Werkstattgespräch bei der Luxemburg-Stiftung Bayern

Am 5. Januar 2009 hatte ich das Glück zu den Werkstattgesprächen der Rosa-Luxemburg-Stiftung Bayern eingeladen worden zu sein, um über Probleme, Inhalte und die Zukunft linker Parteien in Europa zu diskutieren. Erstaunlicher Weise kamen dann doch über 40 Gäste zu der Veranstaltung, von Mitgliedern der LINKEN über GewerkschafterInnen und Mitglieder der SPD.

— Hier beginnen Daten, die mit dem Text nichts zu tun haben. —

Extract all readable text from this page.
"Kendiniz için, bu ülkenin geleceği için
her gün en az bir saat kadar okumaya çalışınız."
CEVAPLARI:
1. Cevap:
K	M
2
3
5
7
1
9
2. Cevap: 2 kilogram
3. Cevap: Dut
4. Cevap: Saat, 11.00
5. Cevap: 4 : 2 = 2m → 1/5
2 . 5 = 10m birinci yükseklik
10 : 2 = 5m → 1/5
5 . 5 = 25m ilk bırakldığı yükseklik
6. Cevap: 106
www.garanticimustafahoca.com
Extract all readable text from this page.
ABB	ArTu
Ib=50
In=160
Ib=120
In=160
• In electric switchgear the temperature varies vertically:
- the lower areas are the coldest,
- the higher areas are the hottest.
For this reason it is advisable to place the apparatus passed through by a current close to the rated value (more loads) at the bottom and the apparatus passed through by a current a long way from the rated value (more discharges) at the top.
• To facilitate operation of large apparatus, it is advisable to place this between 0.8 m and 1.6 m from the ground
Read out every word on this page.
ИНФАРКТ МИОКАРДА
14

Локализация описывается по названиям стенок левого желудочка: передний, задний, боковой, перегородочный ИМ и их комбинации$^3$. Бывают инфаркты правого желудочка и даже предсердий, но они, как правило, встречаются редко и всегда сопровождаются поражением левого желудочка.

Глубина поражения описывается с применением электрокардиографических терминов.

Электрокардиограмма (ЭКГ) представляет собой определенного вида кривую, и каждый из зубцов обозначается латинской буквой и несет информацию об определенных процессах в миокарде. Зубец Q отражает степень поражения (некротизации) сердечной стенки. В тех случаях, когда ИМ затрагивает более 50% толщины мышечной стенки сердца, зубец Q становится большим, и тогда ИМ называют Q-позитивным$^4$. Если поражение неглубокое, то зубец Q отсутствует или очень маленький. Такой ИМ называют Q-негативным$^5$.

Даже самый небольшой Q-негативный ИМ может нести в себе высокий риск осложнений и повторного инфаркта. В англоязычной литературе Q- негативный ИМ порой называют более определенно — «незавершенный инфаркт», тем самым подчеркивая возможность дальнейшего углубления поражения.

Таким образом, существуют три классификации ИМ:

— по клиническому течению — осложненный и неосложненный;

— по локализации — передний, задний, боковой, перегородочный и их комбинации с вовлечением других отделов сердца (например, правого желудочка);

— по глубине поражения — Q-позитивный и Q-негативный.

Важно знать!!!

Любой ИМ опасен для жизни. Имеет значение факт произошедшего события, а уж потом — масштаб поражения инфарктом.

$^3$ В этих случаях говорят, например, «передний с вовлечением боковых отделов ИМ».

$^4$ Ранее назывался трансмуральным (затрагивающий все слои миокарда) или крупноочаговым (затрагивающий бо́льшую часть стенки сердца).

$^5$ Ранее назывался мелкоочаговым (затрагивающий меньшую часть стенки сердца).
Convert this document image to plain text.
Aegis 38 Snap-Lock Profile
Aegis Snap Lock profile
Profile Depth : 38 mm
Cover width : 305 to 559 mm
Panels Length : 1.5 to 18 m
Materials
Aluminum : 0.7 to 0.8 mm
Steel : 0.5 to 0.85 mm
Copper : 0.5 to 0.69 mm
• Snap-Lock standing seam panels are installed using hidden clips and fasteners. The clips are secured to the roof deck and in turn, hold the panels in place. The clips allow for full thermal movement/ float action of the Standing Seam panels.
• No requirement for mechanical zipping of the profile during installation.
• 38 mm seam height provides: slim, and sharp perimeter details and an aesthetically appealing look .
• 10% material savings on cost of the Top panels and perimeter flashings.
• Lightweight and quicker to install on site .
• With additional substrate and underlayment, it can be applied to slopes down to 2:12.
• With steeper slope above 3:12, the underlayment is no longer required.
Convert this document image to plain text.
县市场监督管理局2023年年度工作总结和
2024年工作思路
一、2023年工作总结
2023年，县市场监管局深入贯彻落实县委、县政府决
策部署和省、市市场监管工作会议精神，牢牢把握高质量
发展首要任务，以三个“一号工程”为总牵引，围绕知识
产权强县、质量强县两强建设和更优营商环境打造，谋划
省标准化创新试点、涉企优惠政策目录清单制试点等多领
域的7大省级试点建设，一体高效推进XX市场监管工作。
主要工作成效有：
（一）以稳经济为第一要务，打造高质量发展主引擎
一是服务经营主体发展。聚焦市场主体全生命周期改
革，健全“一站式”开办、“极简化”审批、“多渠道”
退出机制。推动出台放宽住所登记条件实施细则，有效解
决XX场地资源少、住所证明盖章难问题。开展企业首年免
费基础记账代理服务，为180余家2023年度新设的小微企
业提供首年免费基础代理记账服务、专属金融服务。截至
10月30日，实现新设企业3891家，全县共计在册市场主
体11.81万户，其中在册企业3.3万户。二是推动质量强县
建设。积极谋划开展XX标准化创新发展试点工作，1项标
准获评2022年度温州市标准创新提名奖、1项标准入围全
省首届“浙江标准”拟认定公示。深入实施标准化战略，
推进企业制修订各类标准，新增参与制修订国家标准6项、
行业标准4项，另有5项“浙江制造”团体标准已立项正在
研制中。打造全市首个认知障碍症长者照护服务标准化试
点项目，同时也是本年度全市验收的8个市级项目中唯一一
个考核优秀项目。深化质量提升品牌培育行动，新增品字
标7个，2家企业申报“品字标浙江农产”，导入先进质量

Johannes Kakoures hat nun auf den Seiten der rls-Bayern einen Bericht über die Veranstaltung veröffentlicht, wofür ich mich sehr bedanken möchte und den Inhalt des Berichtes an dieser Stelle auch nicht geheim halten will.Die europäische Linke – vereint, vereinigt, gescheitert?
Von Johannes Kakoures. Bericht vom Werkstattgespräch mit Dominic Heilig über die linke Parteienlandschaft in Europa. In mlb 2 / 22.1.2009

Die Werkstattgespräche des Kurt-Eisner-Vereins, über die wir im vergangenen Jahr regelmäßig und ausführlich berichteten, haben eine konzeptionelle Änderung erfahren. So soll im ersten Halbjahr 2009 ein Thema im Mittelpunkt stehen und unter unterschiedlichsten Gesichtspunkten diskutiert werden. Da die Europawahl ansteht, lag es nahe sich intensiver mit der europäischen Integration und ihren Folgen zu beschäftigen. Nicht nur weil wir dieses Thematik als für die linke Theoriebildung zentral erachten wollen wir die Berichterstattung fortsetzen. Vielmehr ist dem Kurt-Eisner-Verein gelungen ein breites Programm mit interessanten Referenten und wichtigen Themen zu gestalten (siehe auch Ankündigung Seite 5). Der sehr gute Besuch der ersten Veranstaltung am 5. Januar mit etwa 25 Interessierten zeigt, dass das Thema wohl nicht falsch gewählt ist.
Dominic Heilig über die linke Parteienlandschaft in Europa.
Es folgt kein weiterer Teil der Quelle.